As I said, I only have this problem with Solaris.
He pointed out that much of the success that Linux has enjoyed in the server room is a result of its increasing popularity on the desktop among system administrators and other IT specialists
So that’s why Linux has stolen Sun’s lunch, and that means all they have to do is get OpenSolaris on sysadmins’ desktops and then Sun will be able to take over the server room again. Good luck with that. I think what we’re looking at is the ripple effect of the Linux server adoption spreading to the desktop and back again. Sun didn’t lose the server room because of Linux desktop usage.
“adding a package management system to hold all these pieces together”
A package management system to serve as a system integration tool. Go for it.
Special features of Sun’s highly sophisticated ZFS filesystem, for instance, are used to implement rollback support for package management.
I guess when you have a nice new tool, it’s the first thing you reach for. Sometimes you have to resist that and re-examine fundamentals.
I hope they are successful because competition is good for us all, but I am skeptical of the impact they will achieve.

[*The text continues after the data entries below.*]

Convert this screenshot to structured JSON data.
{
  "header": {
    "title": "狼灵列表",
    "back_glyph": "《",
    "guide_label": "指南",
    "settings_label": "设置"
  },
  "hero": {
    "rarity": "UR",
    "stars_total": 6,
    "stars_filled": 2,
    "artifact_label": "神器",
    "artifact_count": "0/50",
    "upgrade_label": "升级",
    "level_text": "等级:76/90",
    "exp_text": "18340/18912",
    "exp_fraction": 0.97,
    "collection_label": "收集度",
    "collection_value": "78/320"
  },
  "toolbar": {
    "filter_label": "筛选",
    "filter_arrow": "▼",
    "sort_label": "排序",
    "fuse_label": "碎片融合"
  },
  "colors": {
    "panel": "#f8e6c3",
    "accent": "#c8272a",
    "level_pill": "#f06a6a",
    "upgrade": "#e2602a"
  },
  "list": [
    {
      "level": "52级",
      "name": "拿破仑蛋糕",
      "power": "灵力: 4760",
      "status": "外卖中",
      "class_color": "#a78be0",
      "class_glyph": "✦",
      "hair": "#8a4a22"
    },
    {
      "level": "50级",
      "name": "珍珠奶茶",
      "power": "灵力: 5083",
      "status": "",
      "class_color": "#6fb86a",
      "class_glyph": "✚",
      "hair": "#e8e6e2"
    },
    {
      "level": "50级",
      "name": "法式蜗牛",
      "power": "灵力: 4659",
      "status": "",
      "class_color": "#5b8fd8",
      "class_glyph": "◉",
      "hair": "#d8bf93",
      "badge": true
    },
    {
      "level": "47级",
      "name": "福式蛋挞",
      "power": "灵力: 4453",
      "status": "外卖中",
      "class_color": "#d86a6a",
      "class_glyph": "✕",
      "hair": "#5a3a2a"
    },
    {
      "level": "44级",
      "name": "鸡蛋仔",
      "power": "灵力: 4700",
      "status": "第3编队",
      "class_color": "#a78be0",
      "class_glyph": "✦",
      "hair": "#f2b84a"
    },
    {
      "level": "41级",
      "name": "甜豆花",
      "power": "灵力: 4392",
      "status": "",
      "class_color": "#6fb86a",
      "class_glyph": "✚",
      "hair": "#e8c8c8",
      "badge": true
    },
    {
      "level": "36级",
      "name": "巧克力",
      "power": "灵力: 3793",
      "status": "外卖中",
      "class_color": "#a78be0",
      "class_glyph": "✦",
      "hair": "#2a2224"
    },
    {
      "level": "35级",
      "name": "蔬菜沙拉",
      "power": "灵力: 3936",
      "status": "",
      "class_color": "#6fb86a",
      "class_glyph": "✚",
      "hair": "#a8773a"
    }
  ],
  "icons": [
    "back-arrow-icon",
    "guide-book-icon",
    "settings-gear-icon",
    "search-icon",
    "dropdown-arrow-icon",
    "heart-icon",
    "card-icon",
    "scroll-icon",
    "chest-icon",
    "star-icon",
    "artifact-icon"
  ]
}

How can they remain/be Sun unique if open-source? Or well, atleast if they are free open-source aswell.
This is not a Sun haters post
I like the direction things are headed, but:
#1) WPA/WPA2 support for iwi cards (very popular) isn’t there, or wasn’t in DP2.
#2) Suspend/Resume didn’t work on most laptops in DP2.
Are these going to be sorted for the May release? If I remember correctly, #1 was fixed in Nevada (added some cryptographic frameworks that were necessary), and as to #2 – I have no idea.
These will be two major stumbling blocks to adoption on laptops (if this is of Sun’s/the communities concern.)
Other than that, hopefully we’ll see some pkg usability updates (working search would be nice). I don’t really have many other complaints. There needs to be better integration of nwamd with gnome, as well, so changing wireless networks when you have multiple options/changing ethernet connection ips/etc can be done easily from the GUI.
Looking really forward to this release!
Edited 2008-04-17 19:47 UTC
The biggest stumbling block in my opinion is the inability to control a IDE/SATA drive’s power management. Recent laptop drives have idiotic power management features with aggressive default settings. Running OpenSolaris on a laptop gets you the same fun as they had with Linux, when drives suddenly started to park heads multiple times per minute. Except in Linux you have hdparm, but in Solaris not. I’ve filed a bug about this, but who knows when this will be implemented.